Du point de vue du droit, cela ne change rien. Tous deux seront traités sur un pied d’égalité. En revanche, il y a une différence fondamentale au niveau symbolique. Car la LE est une affaire de rapport de pouvoir. Les effets de la LE sont en effet très différents selon l’émetteur. Pour évaluer les conséquences de la LE, il faut prendre en compte trois éléments : 1) Qui est l’émetteur et quel est son degré de pouvoir ? 2) Qui est le récepteur ? Est-il influençable ? 3) Quelle est la cible ? Est-elle vulnérable ? Si je proclame moi-même dans la rue que tous les musulmans sont des terroristes, cela n’aura pas le même effet que si c’est un ministre qui le dit devant une foule acquise à sa cause.

Dès lors, quand interdire et quand punir ?

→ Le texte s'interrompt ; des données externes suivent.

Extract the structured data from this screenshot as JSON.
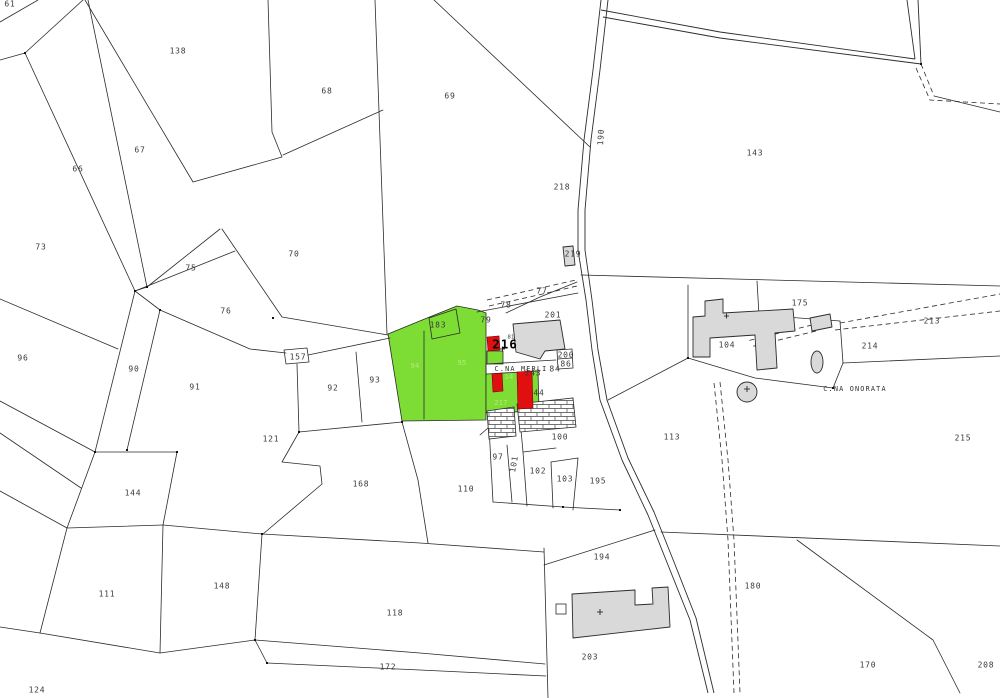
{
  "map": {
    "title_texts": {
      "farm_1": "C.NA MERLI",
      "farm_2": "C.NA ONORATA",
      "highlight_parcel": "216",
      "road_number": "190"
    },
    "colors": {
      "parcel_fill": "#ffffff",
      "highlight_green": "#7ddd35",
      "highlight_red": "#e01010",
      "building_gray": "#d9d9d9",
      "line": "#2b2b2b"
    },
    "labels": [
      {
        "x": 10,
        "y": 4,
        "t": "61",
        "c": "lbl"
      },
      {
        "x": 178,
        "y": 51,
        "t": "138",
        "c": "lbl"
      },
      {
        "x": 327,
        "y": 91,
        "t": "68",
        "c": "lbl"
      },
      {
        "x": 450,
        "y": 96,
        "t": "69",
        "c": "lbl"
      },
      {
        "x": 140,
        "y": 150,
        "t": "67",
        "c": "lbl"
      },
      {
        "x": 78,
        "y": 169,
        "t": "66",
        "c": "lbl"
      },
      {
        "x": 41,
        "y": 247,
        "t": "73",
        "c": "lbl"
      },
      {
        "x": 191,
        "y": 268,
        "t": "75",
        "c": "lbl"
      },
      {
        "x": 294,
        "y": 254,
        "t": "70",
        "c": "lbl"
      },
      {
        "x": 226,
        "y": 311,
        "t": "76",
        "c": "lbl"
      },
      {
        "x": 23,
        "y": 358,
        "t": "96",
        "c": "lbl"
      },
      {
        "x": 134,
        "y": 369,
        "t": "90",
        "c": "lbl"
      },
      {
        "x": 195,
        "y": 387,
        "t": "91",
        "c": "lbl"
      },
      {
        "x": 333,
        "y": 388,
        "t": "92",
        "c": "lbl"
      },
      {
        "x": 375,
        "y": 380,
        "t": "93",
        "c": "lbl"
      },
      {
        "x": 271,
        "y": 439,
        "t": "121",
        "c": "lbl"
      },
      {
        "x": 133,
        "y": 493,
        "t": "144",
        "c": "lbl"
      },
      {
        "x": 107,
        "y": 594,
        "t": "111",
        "c": "lbl"
      },
      {
        "x": 37,
        "y": 690,
        "t": "124",
        "c": "lbl"
      },
      {
        "x": 222,
        "y": 586,
        "t": "148",
        "c": "lbl"
      },
      {
        "x": 361,
        "y": 484,
        "t": "168",
        "c": "lbl"
      },
      {
        "x": 466,
        "y": 489,
        "t": "110",
        "c": "lbl"
      },
      {
        "x": 395,
        "y": 613,
        "t": "118",
        "c": "lbl"
      },
      {
        "x": 388,
        "y": 667,
        "t": "172",
        "c": "lbl"
      },
      {
        "x": 498,
        "y": 457,
        "t": "97",
        "c": "lbl"
      },
      {
        "x": 514,
        "y": 464,
        "t": "101",
        "c": "lbl",
        "r": -80
      },
      {
        "x": 538,
        "y": 471,
        "t": "102",
        "c": "lbl"
      },
      {
        "x": 565,
        "y": 479,
        "t": "103",
        "c": "lbl"
      },
      {
        "x": 560,
        "y": 437,
        "t": "100",
        "c": "lbl"
      },
      {
        "x": 598,
        "y": 481,
        "t": "195",
        "c": "lbl"
      },
      {
        "x": 672,
        "y": 437,
        "t": "113",
        "c": "lbl"
      },
      {
        "x": 602,
        "y": 557,
        "t": "194",
        "c": "lbl"
      },
      {
        "x": 590,
        "y": 657,
        "t": "203",
        "c": "lbl"
      },
      {
        "x": 753,
        "y": 586,
        "t": "180",
        "c": "lbl"
      },
      {
        "x": 868,
        "y": 665,
        "t": "170",
        "c": "lbl"
      },
      {
        "x": 986,
        "y": 665,
        "t": "208",
        "c": "lbl"
      },
      {
        "x": 963,
        "y": 438,
        "t": "215",
        "c": "lbl"
      },
      {
        "x": 870,
        "y": 346,
        "t": "214",
        "c": "lbl"
      },
      {
        "x": 932,
        "y": 321,
        "t": "213",
        "c": "lbl"
      },
      {
        "x": 800,
        "y": 303,
        "t": "175",
        "c": "lbl"
      },
      {
        "x": 727,
        "y": 345,
        "t": "104",
        "c": "lbl"
      },
      {
        "x": 755,
        "y": 153,
        "t": "143",
        "c": "lbl"
      },
      {
        "x": 562,
        "y": 187,
        "t": "218",
        "c": "lbl"
      },
      {
        "x": 573,
        "y": 254,
        "t": "219",
        "c": "lbl"
      },
      {
        "x": 553,
        "y": 315,
        "t": "201",
        "c": "lbl"
      },
      {
        "x": 542,
        "y": 291,
        "t": "77",
        "c": "lbl"
      },
      {
        "x": 506,
        "y": 305,
        "t": "78",
        "c": "lbl"
      },
      {
        "x": 555,
        "y": 369,
        "t": "84",
        "c": "lbl"
      },
      {
        "x": 566,
        "y": 364,
        "t": "86",
        "c": "lbl"
      },
      {
        "x": 566,
        "y": 355,
        "t": "200",
        "c": "lbl"
      },
      {
        "x": 539,
        "y": 393,
        "t": "44",
        "c": "lbl"
      },
      {
        "x": 533,
        "y": 373,
        "t": "243",
        "c": "lbl"
      },
      {
        "x": 298,
        "y": 357,
        "t": "157",
        "c": "lbl"
      },
      {
        "x": 601,
        "y": 137,
        "t": "190",
        "c": "lbl",
        "r": -87
      },
      {
        "x": 511,
        "y": 337,
        "t": "81",
        "c": "sm"
      },
      {
        "x": 438,
        "y": 325,
        "t": "183",
        "c": "lbl"
      },
      {
        "x": 486,
        "y": 320,
        "t": "79",
        "c": "lbl"
      },
      {
        "x": 415,
        "y": 366,
        "t": "94",
        "c": "faint"
      },
      {
        "x": 462,
        "y": 363,
        "t": "95",
        "c": "faint"
      },
      {
        "x": 509,
        "y": 377,
        "t": "14",
        "c": "faint"
      },
      {
        "x": 501,
        "y": 403,
        "t": "217",
        "c": "faint"
      },
      {
        "x": 505,
        "y": 345,
        "t": "216",
        "c": "big"
      },
      {
        "x": 521,
        "y": 369,
        "t": "C.NA MERLI",
        "c": "name"
      },
      {
        "x": 855,
        "y": 389,
        "t": "C.NA ONORATA",
        "c": "name"
      }
    ]
  }
}
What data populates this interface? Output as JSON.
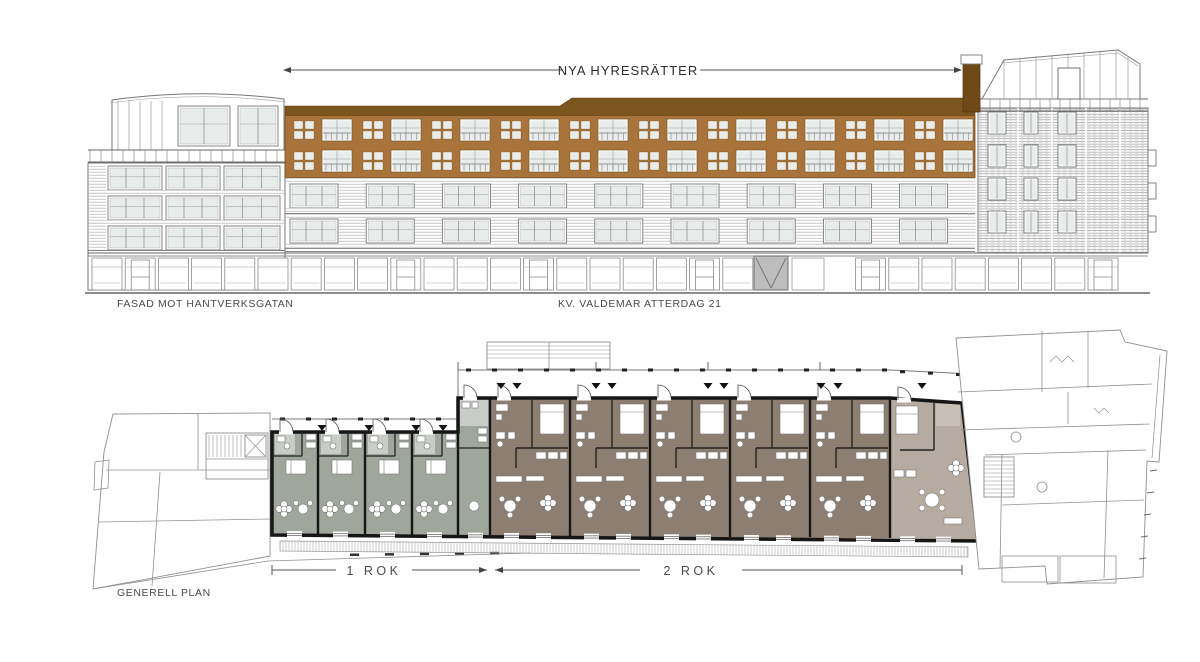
{
  "drawing": {
    "title_annotation": "NYA HYRESRÄTTER",
    "facade_caption": "FASAD MOT HANTVERKSGATAN",
    "block_caption": "KV. VALDEMAR ATTERDAG 21",
    "plan_caption": "GENERELL PLAN",
    "dim_label_left": "1 ROK",
    "dim_label_right": "2 ROK"
  },
  "colors": {
    "addition_wall": "#A9743C",
    "addition_roof": "#7C551E",
    "addition_roof_dark": "#6F4A18",
    "window_glass": "#E8ECEA",
    "line_dark": "#555555",
    "line_mid": "#777777",
    "line_light": "#9a9a9a",
    "plan_wall": "#161616",
    "floor_1rok": "#9FA69B",
    "floor_2rok": "#8C7F72",
    "floor_end_unit": "#B5ABA0",
    "floor_bath": "#C9CDC7",
    "gate_gray": "#BDBDBD"
  },
  "facade": {
    "addition_window_bays": 10,
    "existing_window_groups": 9,
    "right_tower_rows": 4
  },
  "plan": {
    "units_1rok": 4,
    "units_2rok": 5,
    "end_units": 1
  }
}
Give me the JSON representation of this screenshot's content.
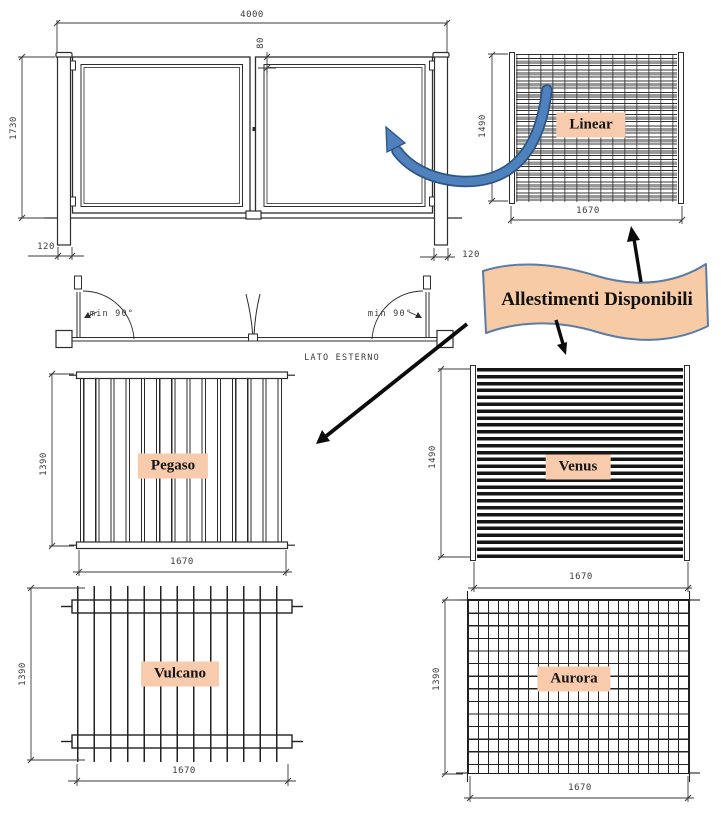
{
  "banner": {
    "label": "Allestimenti Disponibili"
  },
  "gate_front": {
    "dim_width": "4000",
    "dim_height": "1730",
    "dim_gap": "80",
    "dim_post_left": "120",
    "dim_post_right": "120"
  },
  "gate_plan": {
    "angle_left": "min 90°",
    "angle_right": "min 90°",
    "side_label": "LATO ESTERNO"
  },
  "panels": {
    "linear": {
      "name": "Linear",
      "dim_height": "1490",
      "dim_width": "1670"
    },
    "pegaso": {
      "name": "Pegaso",
      "dim_height": "1390",
      "dim_width": "1670"
    },
    "venus": {
      "name": "Venus",
      "dim_height": "1490",
      "dim_width": "1670"
    },
    "vulcano": {
      "name": "Vulcano",
      "dim_height": "1390",
      "dim_width": "1670"
    },
    "aurora": {
      "name": "Aurora",
      "dim_height": "1390",
      "dim_width": "1670"
    }
  },
  "colors": {
    "label_background": "#f8cbad",
    "banner_background": "#f7cba6",
    "banner_border": "#5b7ca6",
    "curve_arrow_blue": "#4f81bd",
    "drawing_line": "#2d2d2d"
  }
}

Il faut prendre des mesures au cas par cas. Les questions d’appartenances et de préférences peuvent fournir un bon critère d’appréciation. À titre d’exemple, je pense qu’il est légitime d’interdire l’apologie de la violence ou les discours de haine contre des personnes ou des groupes de personnes (racisme, homophobie, misogynie, etc.). En revanche, je considère illégitime d’interdire le négationnisme, dans le sens où ce dernier ne comporte pas d’atteinte explicite à des personnes en raison de leur appartenance.

Plusieurs États européens, dont la France, ont légiféré contre les discours de haine sur la Toile. Pensez-vous que c’est une bonne solution ?

L’idée de base est louable, tant Internet est devenu un défouloir contre les minorités. Je suis cependant inquiet avec ce genre de loi qui permet aux entreprises numériques de faire elles-mêmes le ménage sur les contenus de leurs plateformes Internet. La loi donne un pouvoir discrétionnaire exorbitant à ces acteurs privés qui préféreront sans doute censurer et restreindre les libertés publiques plutôt que de mettre en péril leur image et leur rentabilité économique.

Face à ce que vous appelez une utilisation abusive de la LE par certains, la lutte contre le racisme est-elle vouée à l’échec ?

Comme déjà évoqué, nous assistons depuis quelques années à une captation de la LE pour défendre une identité autochtone et virile, au détriment des minorités raciales entre autres. Par la libération de la parole sous couvert de LE, on tente d’imposer à nouveau l’appartenance raciale comme grille de lecture de la réalité, comme explicatif des comportements sociétaux. C’est un fâcheux retour en arrière et je crains que le racisme ne revienne à la mode.